Boeing's deadline to deliver 18 Pegasus aircraft, which are developed in the model of Boeing's 767 airliner, is this October. This new date is already 14 months later than initially planned, a March 2017 Government Accountability report says.
Last July, Boeing announced that the KC-46 completed EMP testing at Patuxent River Naval Air Station in Maryland and at Edwards Air Force Base in California. According to Boeing KC-46 program manager Mike Gibbons, the tanker is "protected by various hardening and shielding technologies designed into the aircraft to negate any effects on the aircraft."
But the Pentagon's testing office doesn't seem to agree: "Electromagnetic pulse testing was not accomplished in accordance with the DOT&E-approved Test and Evaluation Master Plan," the Pentagon review states.
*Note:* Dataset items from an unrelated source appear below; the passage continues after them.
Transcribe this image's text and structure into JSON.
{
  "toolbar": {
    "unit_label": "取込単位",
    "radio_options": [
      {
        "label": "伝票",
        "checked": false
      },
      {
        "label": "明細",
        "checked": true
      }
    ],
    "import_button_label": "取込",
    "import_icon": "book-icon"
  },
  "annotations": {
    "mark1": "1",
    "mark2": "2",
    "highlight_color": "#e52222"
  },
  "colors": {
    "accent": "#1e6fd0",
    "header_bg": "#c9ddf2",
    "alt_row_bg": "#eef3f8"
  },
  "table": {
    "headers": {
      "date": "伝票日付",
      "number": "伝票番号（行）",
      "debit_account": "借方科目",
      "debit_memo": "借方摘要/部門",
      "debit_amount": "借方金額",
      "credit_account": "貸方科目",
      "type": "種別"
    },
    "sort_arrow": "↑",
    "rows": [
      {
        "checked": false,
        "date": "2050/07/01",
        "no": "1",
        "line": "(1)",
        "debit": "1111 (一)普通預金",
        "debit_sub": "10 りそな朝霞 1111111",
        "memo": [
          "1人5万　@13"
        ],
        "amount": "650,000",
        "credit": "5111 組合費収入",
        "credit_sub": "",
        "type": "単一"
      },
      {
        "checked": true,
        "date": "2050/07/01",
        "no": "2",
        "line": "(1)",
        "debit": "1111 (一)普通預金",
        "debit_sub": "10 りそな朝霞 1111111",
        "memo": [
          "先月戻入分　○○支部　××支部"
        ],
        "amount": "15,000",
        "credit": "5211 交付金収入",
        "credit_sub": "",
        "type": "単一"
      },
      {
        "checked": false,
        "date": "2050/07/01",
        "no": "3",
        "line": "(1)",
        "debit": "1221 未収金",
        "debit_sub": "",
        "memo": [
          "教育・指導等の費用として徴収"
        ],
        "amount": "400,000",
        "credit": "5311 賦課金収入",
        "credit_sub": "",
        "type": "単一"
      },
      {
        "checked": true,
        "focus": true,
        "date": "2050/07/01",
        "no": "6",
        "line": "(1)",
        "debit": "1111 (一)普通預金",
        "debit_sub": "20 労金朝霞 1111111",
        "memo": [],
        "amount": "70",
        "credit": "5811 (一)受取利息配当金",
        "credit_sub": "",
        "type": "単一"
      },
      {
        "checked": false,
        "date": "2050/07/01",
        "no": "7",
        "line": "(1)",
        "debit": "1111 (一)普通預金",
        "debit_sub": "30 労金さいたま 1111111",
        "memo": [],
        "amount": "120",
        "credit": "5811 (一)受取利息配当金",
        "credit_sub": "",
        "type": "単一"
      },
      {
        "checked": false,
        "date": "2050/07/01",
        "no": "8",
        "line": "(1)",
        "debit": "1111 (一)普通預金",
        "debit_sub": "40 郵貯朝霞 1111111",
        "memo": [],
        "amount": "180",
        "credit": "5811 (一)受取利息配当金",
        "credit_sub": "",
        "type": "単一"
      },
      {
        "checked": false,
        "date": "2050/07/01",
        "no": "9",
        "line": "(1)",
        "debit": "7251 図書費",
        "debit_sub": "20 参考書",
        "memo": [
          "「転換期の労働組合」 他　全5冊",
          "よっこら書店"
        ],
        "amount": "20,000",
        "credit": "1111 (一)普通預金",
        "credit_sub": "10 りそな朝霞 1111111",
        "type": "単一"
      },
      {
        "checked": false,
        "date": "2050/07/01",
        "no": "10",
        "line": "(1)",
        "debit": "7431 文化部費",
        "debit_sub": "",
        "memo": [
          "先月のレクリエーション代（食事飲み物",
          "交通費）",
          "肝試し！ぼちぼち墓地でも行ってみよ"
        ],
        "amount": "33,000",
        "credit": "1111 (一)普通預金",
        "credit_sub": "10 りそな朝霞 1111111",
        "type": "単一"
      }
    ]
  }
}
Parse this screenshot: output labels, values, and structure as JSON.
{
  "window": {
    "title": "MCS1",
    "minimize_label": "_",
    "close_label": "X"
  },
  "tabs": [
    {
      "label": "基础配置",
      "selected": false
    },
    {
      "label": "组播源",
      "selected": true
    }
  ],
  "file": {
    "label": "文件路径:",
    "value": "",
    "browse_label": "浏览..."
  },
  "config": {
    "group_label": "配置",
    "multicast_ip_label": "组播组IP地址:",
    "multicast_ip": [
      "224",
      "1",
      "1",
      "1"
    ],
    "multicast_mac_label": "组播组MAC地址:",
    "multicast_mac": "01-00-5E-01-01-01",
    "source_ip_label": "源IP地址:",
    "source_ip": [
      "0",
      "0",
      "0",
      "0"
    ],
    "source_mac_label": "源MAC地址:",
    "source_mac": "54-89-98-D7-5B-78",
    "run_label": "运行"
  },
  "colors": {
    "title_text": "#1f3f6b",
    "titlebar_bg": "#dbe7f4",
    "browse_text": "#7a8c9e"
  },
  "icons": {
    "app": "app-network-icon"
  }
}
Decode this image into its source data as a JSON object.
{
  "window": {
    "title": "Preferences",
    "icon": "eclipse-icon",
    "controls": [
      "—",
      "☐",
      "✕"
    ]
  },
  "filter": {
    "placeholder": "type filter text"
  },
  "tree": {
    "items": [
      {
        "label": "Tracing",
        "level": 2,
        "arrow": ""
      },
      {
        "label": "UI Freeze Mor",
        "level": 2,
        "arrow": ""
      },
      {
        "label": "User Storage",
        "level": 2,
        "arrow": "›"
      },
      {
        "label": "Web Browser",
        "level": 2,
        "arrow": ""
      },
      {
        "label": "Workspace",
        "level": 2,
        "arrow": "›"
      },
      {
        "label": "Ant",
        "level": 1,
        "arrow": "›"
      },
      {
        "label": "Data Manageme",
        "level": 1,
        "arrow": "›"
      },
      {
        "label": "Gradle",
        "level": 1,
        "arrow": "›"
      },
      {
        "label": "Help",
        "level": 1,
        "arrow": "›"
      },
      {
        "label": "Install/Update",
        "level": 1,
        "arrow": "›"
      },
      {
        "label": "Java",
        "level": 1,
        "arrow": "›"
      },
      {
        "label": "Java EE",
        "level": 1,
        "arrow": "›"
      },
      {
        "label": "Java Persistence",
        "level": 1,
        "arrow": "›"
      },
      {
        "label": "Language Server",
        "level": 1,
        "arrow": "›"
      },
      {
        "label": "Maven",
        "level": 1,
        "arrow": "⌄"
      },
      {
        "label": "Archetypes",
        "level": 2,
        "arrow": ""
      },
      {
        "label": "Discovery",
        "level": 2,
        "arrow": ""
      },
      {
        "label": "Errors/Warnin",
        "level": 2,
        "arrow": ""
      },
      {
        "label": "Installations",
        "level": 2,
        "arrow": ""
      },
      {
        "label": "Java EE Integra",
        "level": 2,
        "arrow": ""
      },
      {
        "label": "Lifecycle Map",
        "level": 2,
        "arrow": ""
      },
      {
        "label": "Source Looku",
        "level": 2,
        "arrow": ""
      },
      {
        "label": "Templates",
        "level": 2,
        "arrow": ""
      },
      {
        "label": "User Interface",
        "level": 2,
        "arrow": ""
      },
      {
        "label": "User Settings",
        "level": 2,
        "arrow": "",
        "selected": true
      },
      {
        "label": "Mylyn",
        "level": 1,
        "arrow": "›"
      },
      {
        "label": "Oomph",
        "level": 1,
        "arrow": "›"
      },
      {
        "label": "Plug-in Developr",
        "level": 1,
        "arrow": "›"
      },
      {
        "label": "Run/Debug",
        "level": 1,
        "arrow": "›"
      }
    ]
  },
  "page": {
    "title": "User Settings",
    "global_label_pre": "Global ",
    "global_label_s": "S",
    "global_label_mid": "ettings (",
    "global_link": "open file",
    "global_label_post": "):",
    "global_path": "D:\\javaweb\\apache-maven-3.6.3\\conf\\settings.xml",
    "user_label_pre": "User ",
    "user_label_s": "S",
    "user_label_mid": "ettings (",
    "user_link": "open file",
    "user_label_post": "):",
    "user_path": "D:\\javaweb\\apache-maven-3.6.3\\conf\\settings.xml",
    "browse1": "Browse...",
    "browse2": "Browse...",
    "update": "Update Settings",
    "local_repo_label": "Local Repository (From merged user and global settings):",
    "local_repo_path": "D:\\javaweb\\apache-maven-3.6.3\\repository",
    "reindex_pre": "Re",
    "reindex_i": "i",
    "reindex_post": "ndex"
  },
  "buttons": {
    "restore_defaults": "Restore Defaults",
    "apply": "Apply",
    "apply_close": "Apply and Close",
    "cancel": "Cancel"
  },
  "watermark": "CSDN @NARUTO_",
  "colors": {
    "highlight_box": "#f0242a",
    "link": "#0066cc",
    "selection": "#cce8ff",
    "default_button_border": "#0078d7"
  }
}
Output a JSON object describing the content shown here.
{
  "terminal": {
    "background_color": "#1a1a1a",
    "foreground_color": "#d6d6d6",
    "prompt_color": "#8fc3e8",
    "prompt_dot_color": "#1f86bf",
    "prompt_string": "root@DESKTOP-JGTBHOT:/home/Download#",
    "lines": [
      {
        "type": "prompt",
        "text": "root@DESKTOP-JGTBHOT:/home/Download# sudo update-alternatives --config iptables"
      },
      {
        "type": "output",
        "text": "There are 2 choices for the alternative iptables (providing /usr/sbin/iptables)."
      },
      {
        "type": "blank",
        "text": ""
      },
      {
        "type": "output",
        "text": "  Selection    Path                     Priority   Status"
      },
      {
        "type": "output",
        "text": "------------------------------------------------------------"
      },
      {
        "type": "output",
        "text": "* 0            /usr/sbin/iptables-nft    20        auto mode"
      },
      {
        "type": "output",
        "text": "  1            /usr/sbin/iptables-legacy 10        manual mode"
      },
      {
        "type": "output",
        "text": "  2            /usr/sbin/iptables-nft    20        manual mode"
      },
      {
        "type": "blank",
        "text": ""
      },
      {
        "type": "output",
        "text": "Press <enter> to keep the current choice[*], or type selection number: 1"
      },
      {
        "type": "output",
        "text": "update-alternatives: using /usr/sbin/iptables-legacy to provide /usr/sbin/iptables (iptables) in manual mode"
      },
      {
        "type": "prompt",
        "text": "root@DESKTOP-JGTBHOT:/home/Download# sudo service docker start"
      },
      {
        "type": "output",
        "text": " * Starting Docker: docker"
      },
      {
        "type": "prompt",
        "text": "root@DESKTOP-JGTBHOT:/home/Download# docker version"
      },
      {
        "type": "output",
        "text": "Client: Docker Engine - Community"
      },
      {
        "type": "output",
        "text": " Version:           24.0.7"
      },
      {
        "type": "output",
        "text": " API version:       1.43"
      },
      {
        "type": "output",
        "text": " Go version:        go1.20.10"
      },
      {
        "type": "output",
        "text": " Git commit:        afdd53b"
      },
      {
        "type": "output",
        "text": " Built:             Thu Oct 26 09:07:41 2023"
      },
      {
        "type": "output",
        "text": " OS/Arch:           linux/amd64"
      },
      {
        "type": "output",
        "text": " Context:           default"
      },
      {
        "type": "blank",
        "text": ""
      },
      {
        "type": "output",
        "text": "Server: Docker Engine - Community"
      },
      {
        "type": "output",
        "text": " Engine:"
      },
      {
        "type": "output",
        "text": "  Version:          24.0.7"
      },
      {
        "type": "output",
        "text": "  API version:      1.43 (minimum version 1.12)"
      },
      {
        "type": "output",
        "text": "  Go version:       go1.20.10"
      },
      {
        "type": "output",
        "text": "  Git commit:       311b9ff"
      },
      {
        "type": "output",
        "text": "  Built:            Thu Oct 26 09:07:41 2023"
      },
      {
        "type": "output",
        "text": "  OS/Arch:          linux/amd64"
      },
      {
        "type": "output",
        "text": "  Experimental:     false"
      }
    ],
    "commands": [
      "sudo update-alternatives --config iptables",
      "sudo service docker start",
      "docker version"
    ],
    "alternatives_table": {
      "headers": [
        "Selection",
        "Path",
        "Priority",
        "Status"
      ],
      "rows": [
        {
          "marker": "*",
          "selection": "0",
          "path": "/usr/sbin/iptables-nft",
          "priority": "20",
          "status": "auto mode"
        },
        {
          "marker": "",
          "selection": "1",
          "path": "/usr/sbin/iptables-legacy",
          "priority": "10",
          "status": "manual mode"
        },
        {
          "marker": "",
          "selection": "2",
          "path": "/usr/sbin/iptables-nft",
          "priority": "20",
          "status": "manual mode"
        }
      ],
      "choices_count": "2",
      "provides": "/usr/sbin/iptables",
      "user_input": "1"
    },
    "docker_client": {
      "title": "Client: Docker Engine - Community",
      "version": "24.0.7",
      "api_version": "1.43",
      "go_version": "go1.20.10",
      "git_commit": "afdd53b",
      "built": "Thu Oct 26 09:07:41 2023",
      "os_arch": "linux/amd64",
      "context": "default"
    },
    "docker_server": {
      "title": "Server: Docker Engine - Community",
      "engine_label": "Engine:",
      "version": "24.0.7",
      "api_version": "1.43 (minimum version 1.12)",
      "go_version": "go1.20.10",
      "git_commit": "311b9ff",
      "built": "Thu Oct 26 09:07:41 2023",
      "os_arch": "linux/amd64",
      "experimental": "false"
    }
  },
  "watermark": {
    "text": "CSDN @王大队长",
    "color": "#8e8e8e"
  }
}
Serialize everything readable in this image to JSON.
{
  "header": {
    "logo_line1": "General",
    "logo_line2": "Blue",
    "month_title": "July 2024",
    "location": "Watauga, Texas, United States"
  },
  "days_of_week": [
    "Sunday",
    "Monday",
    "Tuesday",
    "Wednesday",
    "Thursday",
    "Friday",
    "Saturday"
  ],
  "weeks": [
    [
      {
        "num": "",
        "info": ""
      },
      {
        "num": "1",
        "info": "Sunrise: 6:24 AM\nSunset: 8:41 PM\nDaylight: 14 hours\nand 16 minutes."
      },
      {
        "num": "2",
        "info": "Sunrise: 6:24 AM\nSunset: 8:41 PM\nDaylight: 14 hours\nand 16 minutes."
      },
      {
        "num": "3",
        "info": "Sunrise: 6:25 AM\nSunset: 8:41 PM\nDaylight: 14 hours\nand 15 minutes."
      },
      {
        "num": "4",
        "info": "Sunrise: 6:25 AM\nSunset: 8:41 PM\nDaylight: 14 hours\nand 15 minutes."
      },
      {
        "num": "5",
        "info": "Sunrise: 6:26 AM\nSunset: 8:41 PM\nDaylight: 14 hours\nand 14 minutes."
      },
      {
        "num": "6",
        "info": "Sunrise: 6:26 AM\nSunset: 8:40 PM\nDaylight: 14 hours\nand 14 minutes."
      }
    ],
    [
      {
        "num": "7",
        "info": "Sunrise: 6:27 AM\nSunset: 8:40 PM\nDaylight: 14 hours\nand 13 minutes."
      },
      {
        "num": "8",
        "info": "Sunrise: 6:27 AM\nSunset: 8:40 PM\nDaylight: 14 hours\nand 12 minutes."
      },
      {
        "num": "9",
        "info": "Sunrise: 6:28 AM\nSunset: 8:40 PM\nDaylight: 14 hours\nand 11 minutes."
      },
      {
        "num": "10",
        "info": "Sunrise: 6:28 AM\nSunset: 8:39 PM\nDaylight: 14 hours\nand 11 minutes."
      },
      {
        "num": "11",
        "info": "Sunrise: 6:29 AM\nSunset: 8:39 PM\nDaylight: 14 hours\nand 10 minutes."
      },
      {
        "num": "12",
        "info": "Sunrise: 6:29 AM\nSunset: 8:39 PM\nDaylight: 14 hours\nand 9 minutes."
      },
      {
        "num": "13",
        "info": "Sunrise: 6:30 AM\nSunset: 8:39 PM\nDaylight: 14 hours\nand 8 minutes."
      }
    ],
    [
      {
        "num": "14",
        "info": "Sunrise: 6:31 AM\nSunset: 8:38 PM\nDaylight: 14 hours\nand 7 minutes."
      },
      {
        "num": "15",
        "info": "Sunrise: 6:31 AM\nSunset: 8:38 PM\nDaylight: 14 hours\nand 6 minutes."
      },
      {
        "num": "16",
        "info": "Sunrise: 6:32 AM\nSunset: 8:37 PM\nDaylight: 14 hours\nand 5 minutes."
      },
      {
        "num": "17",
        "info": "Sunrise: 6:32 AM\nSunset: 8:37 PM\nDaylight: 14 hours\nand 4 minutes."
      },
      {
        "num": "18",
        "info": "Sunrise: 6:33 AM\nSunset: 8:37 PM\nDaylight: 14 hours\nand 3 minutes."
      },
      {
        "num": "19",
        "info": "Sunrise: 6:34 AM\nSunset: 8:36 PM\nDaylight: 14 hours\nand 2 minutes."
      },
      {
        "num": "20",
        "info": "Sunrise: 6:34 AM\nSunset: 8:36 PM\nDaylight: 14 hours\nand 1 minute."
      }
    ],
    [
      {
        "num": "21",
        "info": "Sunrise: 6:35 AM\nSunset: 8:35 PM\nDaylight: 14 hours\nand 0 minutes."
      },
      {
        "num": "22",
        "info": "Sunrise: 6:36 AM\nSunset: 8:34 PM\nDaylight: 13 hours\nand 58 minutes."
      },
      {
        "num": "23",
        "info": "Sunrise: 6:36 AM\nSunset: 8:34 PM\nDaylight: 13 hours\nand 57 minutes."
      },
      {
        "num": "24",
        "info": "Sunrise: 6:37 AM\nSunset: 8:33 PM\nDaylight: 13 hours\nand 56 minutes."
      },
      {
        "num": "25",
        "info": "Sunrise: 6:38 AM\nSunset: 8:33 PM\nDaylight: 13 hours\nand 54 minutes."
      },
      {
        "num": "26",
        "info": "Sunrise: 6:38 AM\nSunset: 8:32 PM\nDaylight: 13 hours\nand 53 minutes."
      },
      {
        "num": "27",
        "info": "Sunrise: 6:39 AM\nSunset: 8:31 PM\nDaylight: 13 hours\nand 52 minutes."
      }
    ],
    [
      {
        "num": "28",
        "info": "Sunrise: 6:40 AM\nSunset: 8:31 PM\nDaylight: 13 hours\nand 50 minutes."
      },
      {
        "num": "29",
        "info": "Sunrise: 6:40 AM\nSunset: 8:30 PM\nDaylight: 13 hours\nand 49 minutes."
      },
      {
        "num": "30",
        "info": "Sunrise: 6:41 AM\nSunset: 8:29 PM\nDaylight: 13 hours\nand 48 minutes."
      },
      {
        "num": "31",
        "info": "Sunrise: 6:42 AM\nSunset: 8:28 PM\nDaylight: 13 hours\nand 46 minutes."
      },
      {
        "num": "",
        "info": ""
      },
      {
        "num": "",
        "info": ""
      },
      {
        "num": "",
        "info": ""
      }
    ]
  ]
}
Specifically, the EMP knocked out "multiple mission-critical systems prior to testing and, therefore, their EMP tolerance was not tested on an aircraft in a mission-representative configuration," the evaluation office said, noting that the testing did not adequately show that the KC-46 could complete aerial refueling following an EMP blast.
According to the Pentagon, the KC-46 will fulfill a variety of missions such as nuclear operations support, global strike support, theater support and special operations support.
The US military is slated to receive 179 new KC-46 tankers by 2028.